Friday’s price action was exacerbated by news of COVID-19 omicron in tight liquidity conditions after the Thanksgiving celebration. In addition, the authorities of the World Health Organization (WHO) raised the alarm with some countries banning flights from South Africa and some African countries. That would last unless scientists could show that, while highly transmissible, the new variant is not as dangerous as the delta. Until that news arrives, market participants will remain cautious, waiting for more information.

That said, the USD weakened across the board, with the US dollar index closing near a psychological 96.00 as investors reduced bets that the Federal Reserve would raise rates threefold in 2022 as the Money market futures have been priced in just two increases, pushing the third to 2023. That is due to assessing what the impact of the new variant of the coronavirus would be on the world economy.

Meanwhile, on Monday, the USD regained some ground against the shared currency. At the beginning of the Asian session, the EUR / USD broke below 1.1300, printing a daily low near the 50 hourly simple moving average (HSMA) at 1.1258, although in recent hours it jumped above the 50 and 200 SMA at current levels.

On the economic agenda, the Eurozone released the HICOP for Germany for November, which rose 6%, higher than the estimated 5.4%. Meanwhile, on the other hand, pending US home sales for October increased monthly by 7.5%, more than the 1% expected.

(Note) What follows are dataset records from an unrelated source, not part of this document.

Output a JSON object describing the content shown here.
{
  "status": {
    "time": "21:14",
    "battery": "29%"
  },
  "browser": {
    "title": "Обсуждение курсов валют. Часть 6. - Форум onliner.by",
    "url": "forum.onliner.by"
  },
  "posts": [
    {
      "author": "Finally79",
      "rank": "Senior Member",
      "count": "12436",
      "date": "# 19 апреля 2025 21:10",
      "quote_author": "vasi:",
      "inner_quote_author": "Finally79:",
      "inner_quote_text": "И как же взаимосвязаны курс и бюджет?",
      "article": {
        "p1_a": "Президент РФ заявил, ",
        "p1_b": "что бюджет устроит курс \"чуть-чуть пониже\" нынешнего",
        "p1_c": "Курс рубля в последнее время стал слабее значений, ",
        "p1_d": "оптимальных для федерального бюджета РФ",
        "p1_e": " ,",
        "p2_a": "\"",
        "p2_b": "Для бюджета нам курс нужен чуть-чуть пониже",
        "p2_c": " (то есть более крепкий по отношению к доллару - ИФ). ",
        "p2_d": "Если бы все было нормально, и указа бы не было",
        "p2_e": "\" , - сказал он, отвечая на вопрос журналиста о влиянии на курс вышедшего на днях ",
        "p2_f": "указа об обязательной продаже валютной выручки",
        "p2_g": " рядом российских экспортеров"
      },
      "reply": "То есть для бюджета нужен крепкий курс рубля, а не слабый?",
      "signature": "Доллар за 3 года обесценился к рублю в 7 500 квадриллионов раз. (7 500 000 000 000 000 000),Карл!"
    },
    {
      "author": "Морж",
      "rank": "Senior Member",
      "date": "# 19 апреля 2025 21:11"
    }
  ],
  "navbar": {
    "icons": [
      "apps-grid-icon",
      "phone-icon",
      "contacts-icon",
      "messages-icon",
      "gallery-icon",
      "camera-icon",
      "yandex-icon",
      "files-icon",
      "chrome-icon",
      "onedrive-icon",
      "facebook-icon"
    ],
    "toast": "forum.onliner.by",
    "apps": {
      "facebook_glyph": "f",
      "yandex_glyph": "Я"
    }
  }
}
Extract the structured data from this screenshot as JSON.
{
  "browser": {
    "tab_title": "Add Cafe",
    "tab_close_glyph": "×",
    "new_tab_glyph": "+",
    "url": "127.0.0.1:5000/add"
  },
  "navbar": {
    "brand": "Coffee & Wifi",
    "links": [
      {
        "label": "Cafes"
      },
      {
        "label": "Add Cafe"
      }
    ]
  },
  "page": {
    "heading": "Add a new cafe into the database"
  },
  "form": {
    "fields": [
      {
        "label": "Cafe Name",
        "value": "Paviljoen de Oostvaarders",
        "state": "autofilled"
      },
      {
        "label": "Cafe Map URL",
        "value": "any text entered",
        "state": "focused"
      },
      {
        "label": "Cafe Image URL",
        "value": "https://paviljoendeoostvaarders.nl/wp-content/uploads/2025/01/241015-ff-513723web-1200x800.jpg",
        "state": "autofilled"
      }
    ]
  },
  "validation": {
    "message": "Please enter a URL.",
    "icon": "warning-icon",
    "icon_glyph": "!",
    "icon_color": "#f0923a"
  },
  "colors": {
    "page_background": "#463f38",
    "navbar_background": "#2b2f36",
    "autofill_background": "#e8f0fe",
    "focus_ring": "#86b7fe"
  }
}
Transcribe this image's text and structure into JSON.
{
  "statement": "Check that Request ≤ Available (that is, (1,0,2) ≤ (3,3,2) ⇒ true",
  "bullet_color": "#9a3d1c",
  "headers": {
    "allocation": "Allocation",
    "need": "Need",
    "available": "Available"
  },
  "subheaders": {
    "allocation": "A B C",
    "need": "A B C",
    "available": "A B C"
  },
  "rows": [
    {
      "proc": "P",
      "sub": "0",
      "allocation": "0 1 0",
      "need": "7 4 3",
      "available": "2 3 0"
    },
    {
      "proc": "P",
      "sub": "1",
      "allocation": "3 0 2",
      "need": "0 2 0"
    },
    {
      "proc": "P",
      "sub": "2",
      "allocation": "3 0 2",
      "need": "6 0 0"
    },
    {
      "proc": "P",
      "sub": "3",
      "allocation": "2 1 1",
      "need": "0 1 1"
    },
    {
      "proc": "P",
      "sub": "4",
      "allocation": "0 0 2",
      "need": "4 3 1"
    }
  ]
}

EUR / USD Price Forecast: Technical Outlook

On the 1 hour chart, EUR / USD remained subdued, unable to gain further traction to the downside. Also, the underperforming status of the EUR helps it reach a “safe haven” status, even though it is generally not one of them, like the JPY, CHF and the dollar. That put a brake on the move lower, near the 50 and 200 hourly simple moving averages (HSMA), which acted as dynamic support.

However, to resume the downside bias seen on a higher time frame like the daily chart, USD bulls would have to push the pair below the SMA.

In that result, the first support would be the S1 pivot point at 1.1238. A break below the latter would expose the November 26 low at 1.1204, followed by the S2 pivot point at 1.1158.

On the other hand, the daily center pivot at 1.1285 would be the first resistance. A gap above that level would expose crucial supply zones, such as the 1.1300 figure, followed by R1 resistance at 1.1365.